Lim Gina,Kim Yoo Jinie,Chung Sochung,Park Yong Mean,Kim Kyo Sun,Park Hye Won 대한의학회 2022 Journal of Korean medical science Vol.37 No.16
Background: This meta-analysis was performed to examine the association between maternal hypertension during pregnancy (HDP) and neonatal bronchopulmonary dysplasia (BPD). Methods: We systematically searched PubMed, EMBASE, the Cochrane Library, and the KoreaMed database for relevant studies. We used the Newcastle-Ottawa Scale for quality assessment of all included studies. The meta-analysis was performed using Comprehensive Meta-Analysis software (version 3.3).

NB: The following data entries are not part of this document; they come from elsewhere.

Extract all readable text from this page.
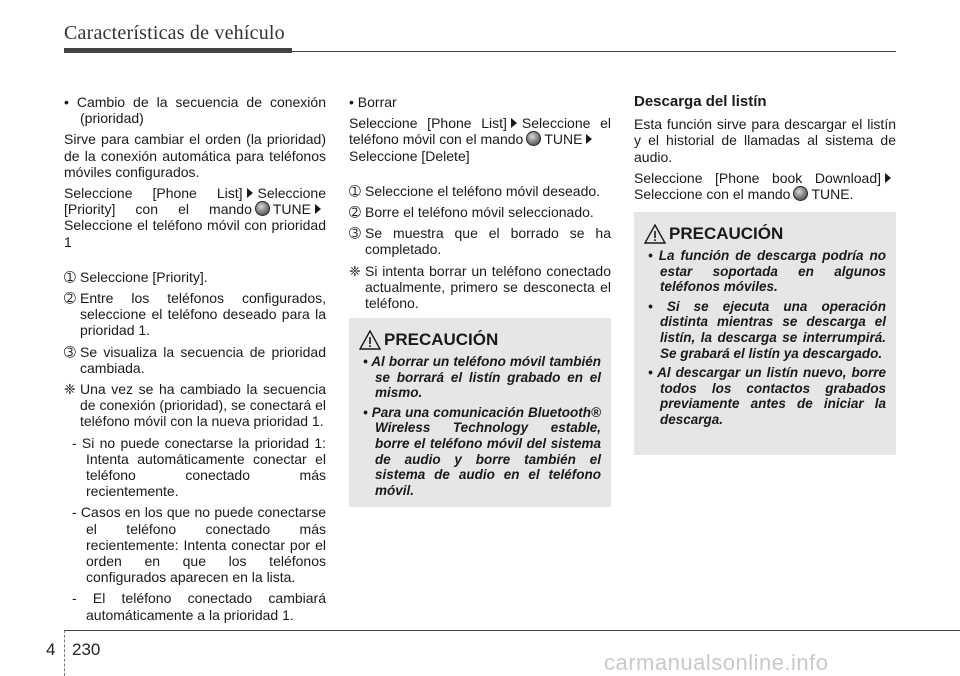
Características de vehículo

• Cambio de la secuencia de conexión (prioridad)

Sirve para cambiar el orden (la prioridad) de la conexión automática para teléfonos móviles configurados.

Seleccione [Phone List] Seleccione [Priority] con el mando TUNESeleccione el teléfono móvil con prioridad 1

➀ Seleccione [Priority].

➁ Entre los teléfonos configurados, seleccione el teléfono deseado para la prioridad 1.

➂ Se visualiza la secuencia de prioridad cambiada.

❈ Una vez se ha cambiado la secuencia de conexión (prioridad), se conectará el teléfono móvil con la nueva prioridad 1.

- Si no puede conectarse la prioridad 1: Intenta automáticamente conectar el teléfono conectado más recientemente.

- Casos en los que no puede conectarse el teléfono conectado más recientemente: Intenta conectar por el orden en que los teléfonos configurados aparecen en la lista.

- El teléfono conectado cambiará automáticamente a la prioridad 1.

• Borrar

Seleccione [Phone List] Seleccione el teléfono móvil con el mando TUNE
Seleccione [Delete]

➀ Seleccione el teléfono móvil deseado.

➁ Borre el teléfono móvil seleccionado.

➂ Se muestra que el borrado se ha completado.

❈ Si intenta borrar un teléfono conectado actualmente, primero se desconecta el teléfono.

PRECAUCIÓN

• Al borrar un teléfono móvil también se borrará el listín grabado en el mismo.

• Para una comunicación Bluetooth® Wireless Technology estable, borre el teléfono móvil del sistema de audio y borre también el sistema de audio en el teléfono móvil.

Descarga del listín

Esta función sirve para descargar el listín y el historial de llamadas al sistema de audio.

Seleccione [Phone book Download]Seleccione con el mando TUNE.

PRECAUCIÓN

• La función de descarga podría no estar soportada en algunos teléfonos móviles.

• Si se ejecuta una operación distinta mientras se descarga el listín, la descarga se interrumpirá. Se grabará el listín ya descargado.

• Al descargar un listín nuevo, borre todos los contactos grabados previamente antes de iniciar la descarga.

4 230
carmanualsonline.info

Results: We included 35 studies that fulfilled the inclusion criteria; the total number of infants evaluated came to 97,399 through review process. Maternal HDP was not significantly associated with any definition of BPD, i.e., oxygen dependency at 36 weeks of gestation (odds ratio [OR], 1.162; 95% confidence interval [CI], 0.991–1.362; P = 0.064) in pooled analysis of 29 studies or oxygen dependency at 28 days of age (OR, 1.084; 95% CI, 0.660–1.780; P = 0.751) in pooled analysis of 8 studies. Maternal HDP was significantly associated only with severe BPD (OR, 2.341; 95% CI, 1.726–3.174; P < 0.001). BPD was not associated with HDP in the overall analysis (OR, 1.131; 95% CI, 0.977–1.309; P = 0.100) or subgroup analysis according to the definition of HDP. Conclusion: Maternal HDP was not associated with neonatal BPD defined by the duration of oxygen dependency (at either 36 weeks of gestation or 28 days of life) but was associated with severe BPD.